Avoid them to reach your goal faster.

Photo by NeONBRAND on Unsplash
Photo by NeONBRAND on Unsplash

In recent years, companies realize the potential of Data Science more than ever. They do major investments for data-related solutions. As a result, the data science ecosystem has experienced tremendous growth.

It is inevitable that such a popular field attracts people as a career option. Many people from different professions make a career change to work in the field of data science.

However, this is not a smooth and easy transition. Data science is a highly broad field. It requires lots of learning and adapting many software tools. Thus, you need to work hard and dedicate yourself to successfully complete this transition.

I am one of the many who decide to make a career change to become a data scientist. It took me almost two years to land my first job. I have written many articles to share some details about my two-year-journey.

In this article, I will write about 3 things that I think aspiring data scientists should avoid. They have the potential to break your motivation or slow you down.


Do not try to compete on Kaggle

Kaggle is a great platform for learning. You can find extremely valuable content there. The notebooks shared by people contain great learning material, the datasets can be used for practicing, and so on.

I think, however, the competitions are not for people who are new in the field. I’m talking about the competitions with a prize. There are some playground ones which are great for practicing and learning as well.

The ones with a prize are very difficult. You can still learn a lot of things while competing on Kaggle. However, as a beginner, it might break your motivation for learning.

The teams are likely to spend long hours in order to gain a tiny bit of accuracy improvement. At the beginning of your data science career, you should be spending that time on learning more fundamental concepts.

Even if you spend a ton of time on those competitions, you might not even get close to the leaderboard. This is absolutely normal. However, not getting better or at least average results might cause you to feel inadequate. You do not want that at the beginning of your career.

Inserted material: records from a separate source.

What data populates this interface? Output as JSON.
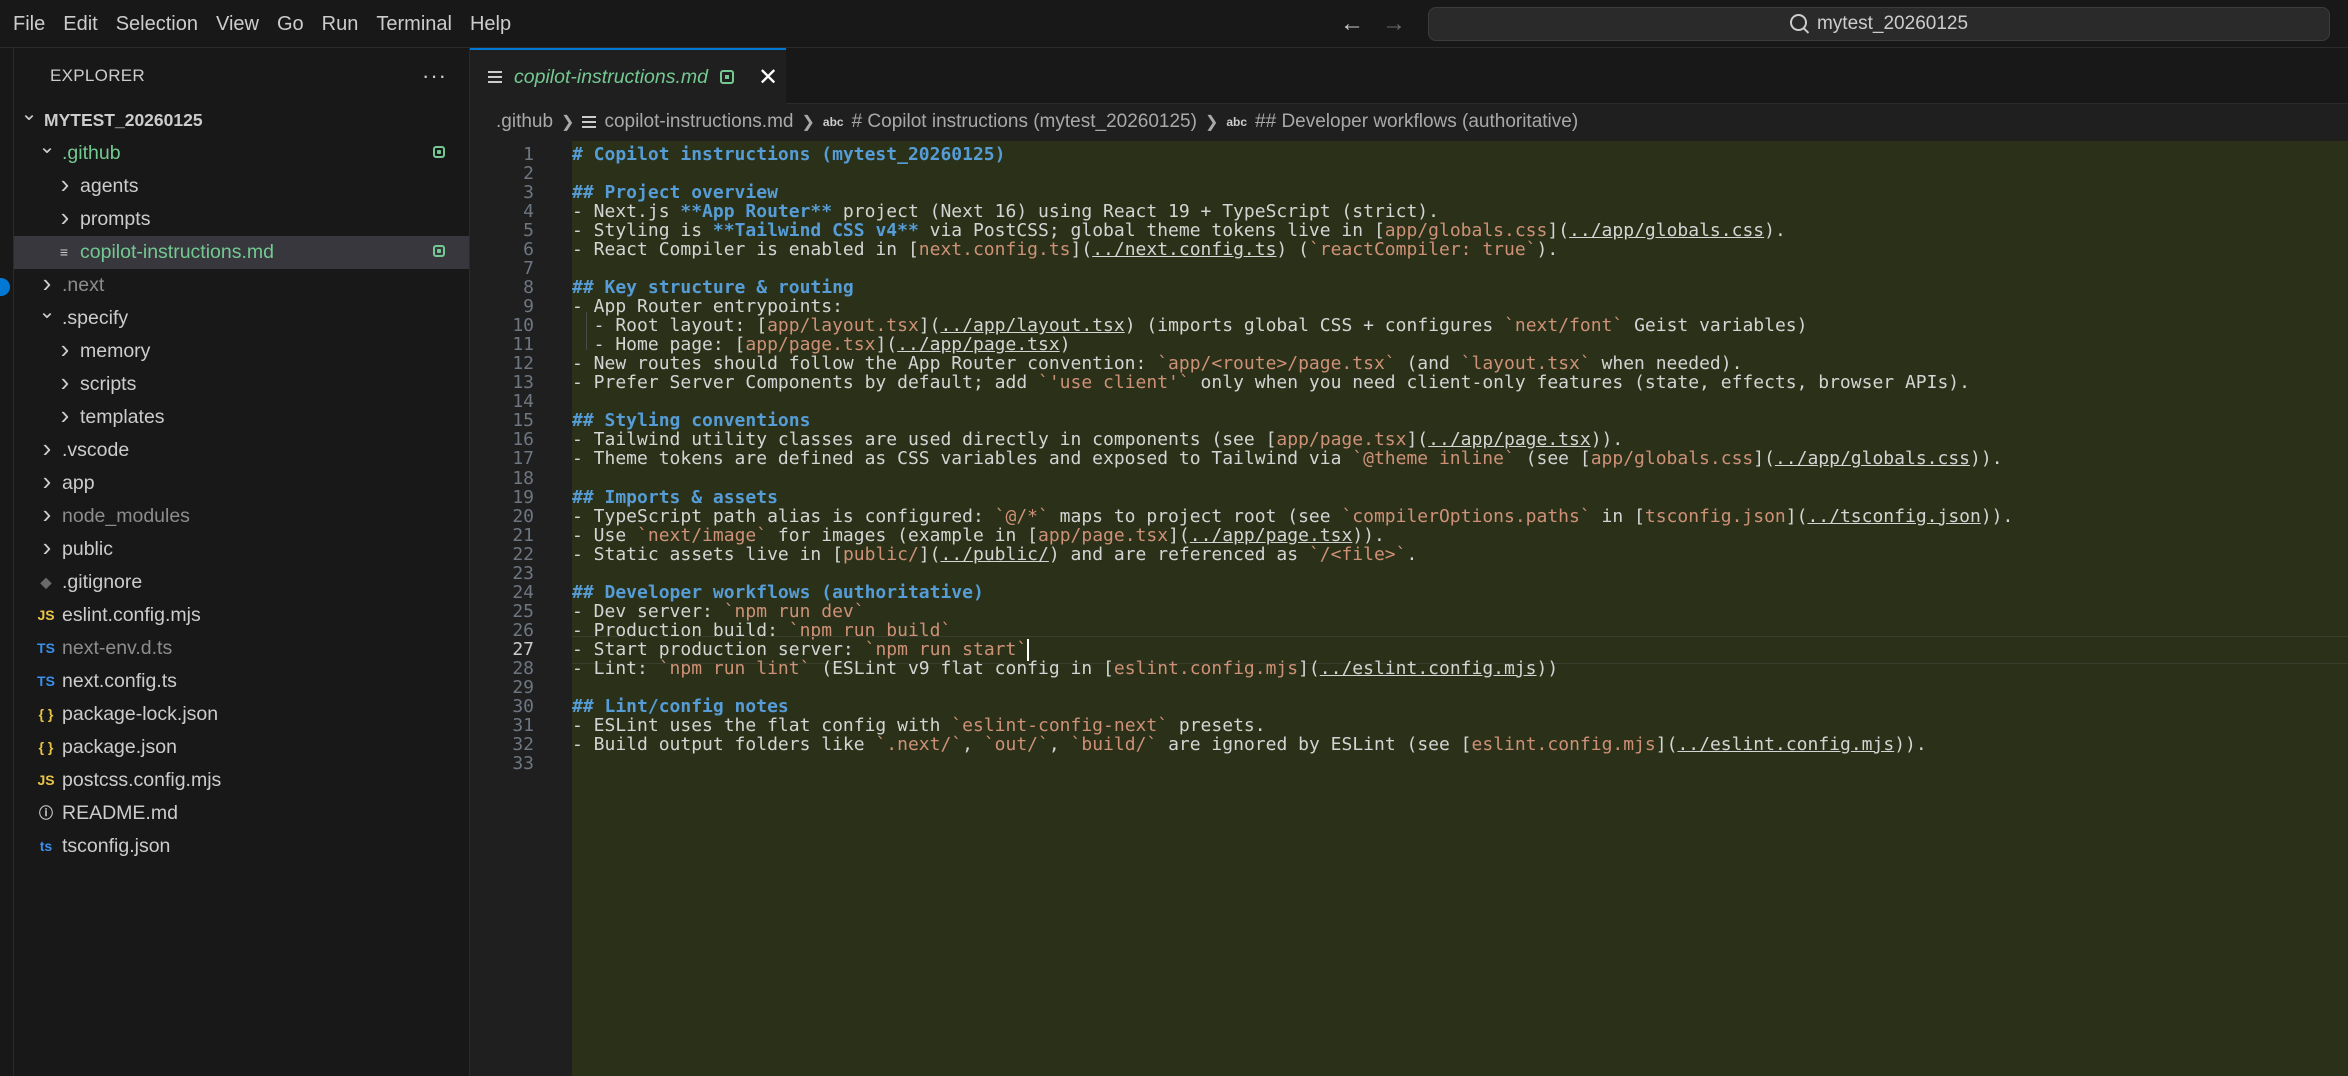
{
  "menu": [
    "File",
    "Edit",
    "Selection",
    "View",
    "Go",
    "Run",
    "Terminal",
    "Help"
  ],
  "search": {
    "text": "mytest_20260125"
  },
  "sidebar": {
    "title": "EXPLORER",
    "more": "···",
    "items": [
      {
        "label": "MYTEST_20260125",
        "depth": 0,
        "kind": "folder-open",
        "root": true
      },
      {
        "label": ".github",
        "depth": 1,
        "kind": "folder-open",
        "style": "green",
        "badge": true
      },
      {
        "label": "agents",
        "depth": 2,
        "kind": "folder"
      },
      {
        "label": "prompts",
        "depth": 2,
        "kind": "folder"
      },
      {
        "label": "copilot-instructions.md",
        "depth": 2,
        "kind": "md",
        "style": "green",
        "badge": true,
        "selected": true
      },
      {
        "label": ".next",
        "depth": 1,
        "kind": "folder",
        "style": "dim"
      },
      {
        "label": ".specify",
        "depth": 1,
        "kind": "folder-open"
      },
      {
        "label": "memory",
        "depth": 2,
        "kind": "folder"
      },
      {
        "label": "scripts",
        "depth": 2,
        "kind": "folder"
      },
      {
        "label": "templates",
        "depth": 2,
        "kind": "folder"
      },
      {
        "label": ".vscode",
        "depth": 1,
        "kind": "folder"
      },
      {
        "label": "app",
        "depth": 1,
        "kind": "folder"
      },
      {
        "label": "node_modules",
        "depth": 1,
        "kind": "folder",
        "style": "dim"
      },
      {
        "label": "public",
        "depth": 1,
        "kind": "folder"
      },
      {
        "label": ".gitignore",
        "depth": 1,
        "kind": "git"
      },
      {
        "label": "eslint.config.mjs",
        "depth": 1,
        "kind": "js"
      },
      {
        "label": "next-env.d.ts",
        "depth": 1,
        "kind": "ts",
        "style": "dim"
      },
      {
        "label": "next.config.ts",
        "depth": 1,
        "kind": "ts"
      },
      {
        "label": "package-lock.json",
        "depth": 1,
        "kind": "json"
      },
      {
        "label": "package.json",
        "depth": 1,
        "kind": "json"
      },
      {
        "label": "postcss.config.mjs",
        "depth": 1,
        "kind": "js"
      },
      {
        "label": "README.md",
        "depth": 1,
        "kind": "info"
      },
      {
        "label": "tsconfig.json",
        "depth": 1,
        "kind": "tsconfig"
      }
    ],
    "icons": {
      "folder": "chevron-right-icon",
      "folder-open": "chevron-down-icon",
      "md": "markdown-icon",
      "git": "git-file-icon",
      "js": "js-file-icon",
      "ts": "ts-file-icon",
      "json": "json-file-icon",
      "info": "info-icon",
      "tsconfig": "tsconfig-file-icon"
    }
  },
  "editor": {
    "tab": {
      "title": "copilot-instructions.md",
      "close": "✕"
    },
    "breadcrumbs": [
      ".github",
      "copilot-instructions.md",
      "# Copilot instructions (mytest_20260125)",
      "## Developer workflows (authoritative)"
    ],
    "active_line": 27,
    "lines": [
      [
        [
          "h",
          "# Copilot instructions (mytest_20260125)"
        ]
      ],
      [],
      [
        [
          "h",
          "## Project overview"
        ]
      ],
      [
        [
          "t",
          "- Next.js "
        ],
        [
          "b",
          "**App Router**"
        ],
        [
          "t",
          " project (Next 16) using React 19 + TypeScript (strict)."
        ]
      ],
      [
        [
          "t",
          "- Styling is "
        ],
        [
          "b",
          "**Tailwind CSS v4**"
        ],
        [
          "t",
          " via PostCSS; global theme tokens live in ["
        ],
        [
          "c",
          "app/globals.css"
        ],
        [
          "t",
          "]("
        ],
        [
          "u",
          "../app/globals.css"
        ],
        [
          "t",
          ")."
        ]
      ],
      [
        [
          "t",
          "- React Compiler is enabled in ["
        ],
        [
          "c",
          "next.config.ts"
        ],
        [
          "t",
          "]("
        ],
        [
          "u",
          "../next.config.ts"
        ],
        [
          "t",
          ") ("
        ],
        [
          "c",
          "`reactCompiler: true`"
        ],
        [
          "t",
          ")."
        ]
      ],
      [],
      [
        [
          "h",
          "## Key structure & routing"
        ]
      ],
      [
        [
          "t",
          "- App Router entrypoints:"
        ]
      ],
      [
        [
          "t",
          "  - Root layout: ["
        ],
        [
          "c",
          "app/layout.tsx"
        ],
        [
          "t",
          "]("
        ],
        [
          "u",
          "../app/layout.tsx"
        ],
        [
          "t",
          ") (imports global CSS + configures "
        ],
        [
          "c",
          "`next/font`"
        ],
        [
          "t",
          " Geist variables)"
        ]
      ],
      [
        [
          "t",
          "  - Home page: ["
        ],
        [
          "c",
          "app/page.tsx"
        ],
        [
          "t",
          "]("
        ],
        [
          "u",
          "../app/page.tsx"
        ],
        [
          "t",
          ")"
        ]
      ],
      [
        [
          "t",
          "- New routes should follow the App Router convention: "
        ],
        [
          "c",
          "`app/<route>/page.tsx`"
        ],
        [
          "t",
          " (and "
        ],
        [
          "c",
          "`layout.tsx`"
        ],
        [
          "t",
          " when needed)."
        ]
      ],
      [
        [
          "t",
          "- Prefer Server Components by default; add "
        ],
        [
          "c",
          "`'use client'`"
        ],
        [
          "t",
          " only when you need client-only features (state, effects, browser APIs)."
        ]
      ],
      [],
      [
        [
          "h",
          "## Styling conventions"
        ]
      ],
      [
        [
          "t",
          "- Tailwind utility classes are used directly in components (see ["
        ],
        [
          "c",
          "app/page.tsx"
        ],
        [
          "t",
          "]("
        ],
        [
          "u",
          "../app/page.tsx"
        ],
        [
          "t",
          "))."
        ]
      ],
      [
        [
          "t",
          "- Theme tokens are defined as CSS variables and exposed to Tailwind via "
        ],
        [
          "c",
          "`@theme inline`"
        ],
        [
          "t",
          " (see ["
        ],
        [
          "c",
          "app/globals.css"
        ],
        [
          "t",
          "]("
        ],
        [
          "u",
          "../app/globals.css"
        ],
        [
          "t",
          "))."
        ]
      ],
      [],
      [
        [
          "h",
          "## Imports & assets"
        ]
      ],
      [
        [
          "t",
          "- TypeScript path alias is configured: "
        ],
        [
          "c",
          "`@/*`"
        ],
        [
          "t",
          " maps to project root (see "
        ],
        [
          "c",
          "`compilerOptions.paths`"
        ],
        [
          "t",
          " in ["
        ],
        [
          "c",
          "tsconfig.json"
        ],
        [
          "t",
          "]("
        ],
        [
          "u",
          "../tsconfig.json"
        ],
        [
          "t",
          "))."
        ]
      ],
      [
        [
          "t",
          "- Use "
        ],
        [
          "c",
          "`next/image`"
        ],
        [
          "t",
          " for images (example in ["
        ],
        [
          "c",
          "app/page.tsx"
        ],
        [
          "t",
          "]("
        ],
        [
          "u",
          "../app/page.tsx"
        ],
        [
          "t",
          "))."
        ]
      ],
      [
        [
          "t",
          "- Static assets live in ["
        ],
        [
          "c",
          "public/"
        ],
        [
          "t",
          "]("
        ],
        [
          "u",
          "../public/"
        ],
        [
          "t",
          ") and are referenced as "
        ],
        [
          "c",
          "`/<file>`"
        ],
        [
          "t",
          "."
        ]
      ],
      [],
      [
        [
          "h",
          "## Developer workflows (authoritative)"
        ]
      ],
      [
        [
          "t",
          "- Dev server: "
        ],
        [
          "c",
          "`npm run dev`"
        ]
      ],
      [
        [
          "t",
          "- Production build: "
        ],
        [
          "c",
          "`npm run build`"
        ]
      ],
      [
        [
          "t",
          "- Start production server: "
        ],
        [
          "c",
          "`npm run start`"
        ],
        [
          "caret",
          ""
        ]
      ],
      [
        [
          "t",
          "- Lint: "
        ],
        [
          "c",
          "`npm run lint`"
        ],
        [
          "t",
          " (ESLint v9 flat config in ["
        ],
        [
          "c",
          "eslint.config.mjs"
        ],
        [
          "t",
          "]("
        ],
        [
          "u",
          "../eslint.config.mjs"
        ],
        [
          "t",
          "))"
        ]
      ],
      [],
      [
        [
          "h",
          "## Lint/config notes"
        ]
      ],
      [
        [
          "t",
          "- ESLint uses the flat config with "
        ],
        [
          "c",
          "`eslint-config-next`"
        ],
        [
          "t",
          " presets."
        ]
      ],
      [
        [
          "t",
          "- Build output folders like "
        ],
        [
          "c",
          "`.next/`"
        ],
        [
          "t",
          ", "
        ],
        [
          "c",
          "`out/`"
        ],
        [
          "t",
          ", "
        ],
        [
          "c",
          "`build/`"
        ],
        [
          "t",
          " are ignored by ESLint (see ["
        ],
        [
          "c",
          "eslint.config.mjs"
        ],
        [
          "t",
          "]("
        ],
        [
          "u",
          "../eslint.config.mjs"
        ],
        [
          "t",
          "))."
        ]
      ],
      []
    ]
  },
  "colors": {
    "accent": "#0078d4",
    "git_added": "#73c991",
    "heading": "#569cd6",
    "string": "#ce9178",
    "editor_bg": "#2a3118"
  }
}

Consider Kaggle as a great platform for learning, not a place to test your knowledge or skills.


Do not fall for Python-R dilemma

There is a ton of software tools and packages in the data science ecosystem. These tools help us complete the tasks seamlessly and efficiently in most cases.

The benefits of these tools are not open for discussion. However, they might turn into a disadvantage if not used wisely.

In many cases, you will have multiple tools to perform a task. The rich selection of tools often lead to discussions that involve some kind of comparison. For instance, you must have read at least one article about Python and R comparison.

Just pick one and go! At the beginning of your career, it would be a waste of time to question which one to choose. Most of the options will be enough to learn the basics.

This is not limited to the Python-R comparison. For instance, Matplotlib, Seaborn, and Altair are three different data visualization libraries for Python. I’m pretty sure anyone of them will satisfy your needs.

You can do data analysis and manipulation with both R and Python libraries. Which one you choose does not matter, at least when you are learning. Once you get your first job, you can make better decisions on your preferences.


Neural networks sound cool but…

Deep learning is a subfield of Machine Learning. It is used for solving machine learning problems with neural networks. The principals do not change. You create a model, train it, and evaluate it based on a loss function. This is an iterative process so you tune your model to improve its performance.

Deep learning algorithms are more complex than traditional machine learning algorithms. They are likely to perform much better in some specific tasks. For instance, a convolutional neural network is probably the best choice for an image classification task.

However, many problems that are in the broad range of data science do not require using deep learning models. The machine learning algorithms are more than enough in most cases.

Neural networks sound cool but do not spend too much time trying to learn them at the beginning of your learning journey. You can always learn them if and when you need.

Data science is such a broad field with lots of different applications. Depending on your job, you may never need to use neural networks. Besides, if a problem is solved with a simpler model, no one will force you to use a deep learning model.

You should focus more on learning the statistical concepts related to the machine learning algorithms. Improving your statistical knowledge will definitely help you a lot.


Conclusion

It takes hard work and dedication to become a data scientist. The hardest part is to land your first job. Once you are in the field, the rest is relatively smoother.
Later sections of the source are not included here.